Goku secara luas dikenal sebagai wajah Dragon Ball dan protagonis utama waralaba ini. Namun, peran Vegeta Dragon Ball Super telah menjadi sorotan, dengan banyak argumen yang menunjukkan bahwa Pangeran Saiyan ini semakin layak disebut sebagai karakter utama yang sebenarnya. Sejak Dragon Ball Z: Battle of Gods, Goku dan Vegeta sama-sama penting dalam mendorong alur cerita. Akan tetapi, semakin dalam Dragon Ball Super, semakin terasa bahwa Vegeta adalah karakter utama sejati dalam serial ini.

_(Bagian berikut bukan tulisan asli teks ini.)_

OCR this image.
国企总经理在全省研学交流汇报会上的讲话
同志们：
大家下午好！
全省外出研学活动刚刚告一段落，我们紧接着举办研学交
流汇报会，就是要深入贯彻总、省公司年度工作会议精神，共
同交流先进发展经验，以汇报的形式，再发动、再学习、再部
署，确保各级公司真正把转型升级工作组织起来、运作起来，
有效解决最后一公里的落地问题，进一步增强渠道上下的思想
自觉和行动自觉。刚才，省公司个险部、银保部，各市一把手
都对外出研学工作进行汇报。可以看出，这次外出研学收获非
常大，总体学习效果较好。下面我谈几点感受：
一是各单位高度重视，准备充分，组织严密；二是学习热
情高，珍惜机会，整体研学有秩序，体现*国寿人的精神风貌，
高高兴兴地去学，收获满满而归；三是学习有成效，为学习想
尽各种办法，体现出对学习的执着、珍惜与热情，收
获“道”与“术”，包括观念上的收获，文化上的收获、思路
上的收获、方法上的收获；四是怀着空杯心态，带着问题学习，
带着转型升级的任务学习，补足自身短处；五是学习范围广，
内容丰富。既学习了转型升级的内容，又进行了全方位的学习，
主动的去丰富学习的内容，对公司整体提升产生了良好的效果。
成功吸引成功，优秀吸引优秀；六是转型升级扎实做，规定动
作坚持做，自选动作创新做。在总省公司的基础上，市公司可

Artikel ini akan mengupas lima alasan tak terbantahkan mengapa Vegeta Dragon Ball Super telah berkembang menjadi karakter sentral. Serial Dragon Ball Super memberikan banyak fokus kepada Vegeta di setiap alur cerita, bahkan seringkali lebih banyak daripada Goku. Hal ini sebagian besar disebabkan oleh fakta bahwa alur karakter Goku sudah mencapai puncaknya di akhir Dragon Ball Z. Sebaliknya, potensi perkembangan karakter Vegeta jauh lebih luas untuk dieksplorasi dalam narasi.
Vegeta Memiliki Perkembangan Karakter Lebih Mendalam

Goku banyak berkembang sepanjang Dragon Ball dan Dragon Ball Z, sehingga tidak banyak lagi yang bisa dilakukan cerita dengan karakternya. Cerita hanya bisa berfokus pada usahanya untuk terus menjadi yang terbaik dan menguasai Ultra Instinct. Namun, perkembangan karakter Vegeta adalah masalah yang sama sekali berbeda.
Pangeran Semua Saiyan adalah karakter dinamis yang banyak berubah sejak diperkenalkan dalam Saiyan Saga. Ia juga membawa banyak beban masa lalu. Sepanjang Dragon Ball Super, Vegeta belajar mengesampingkan harga dirinya. Ia menjadi mentor bagi Cabba dan mempertaruhkan hidupnya untuk anaknya saat mengetahui masa depan Trunks kembali terancam.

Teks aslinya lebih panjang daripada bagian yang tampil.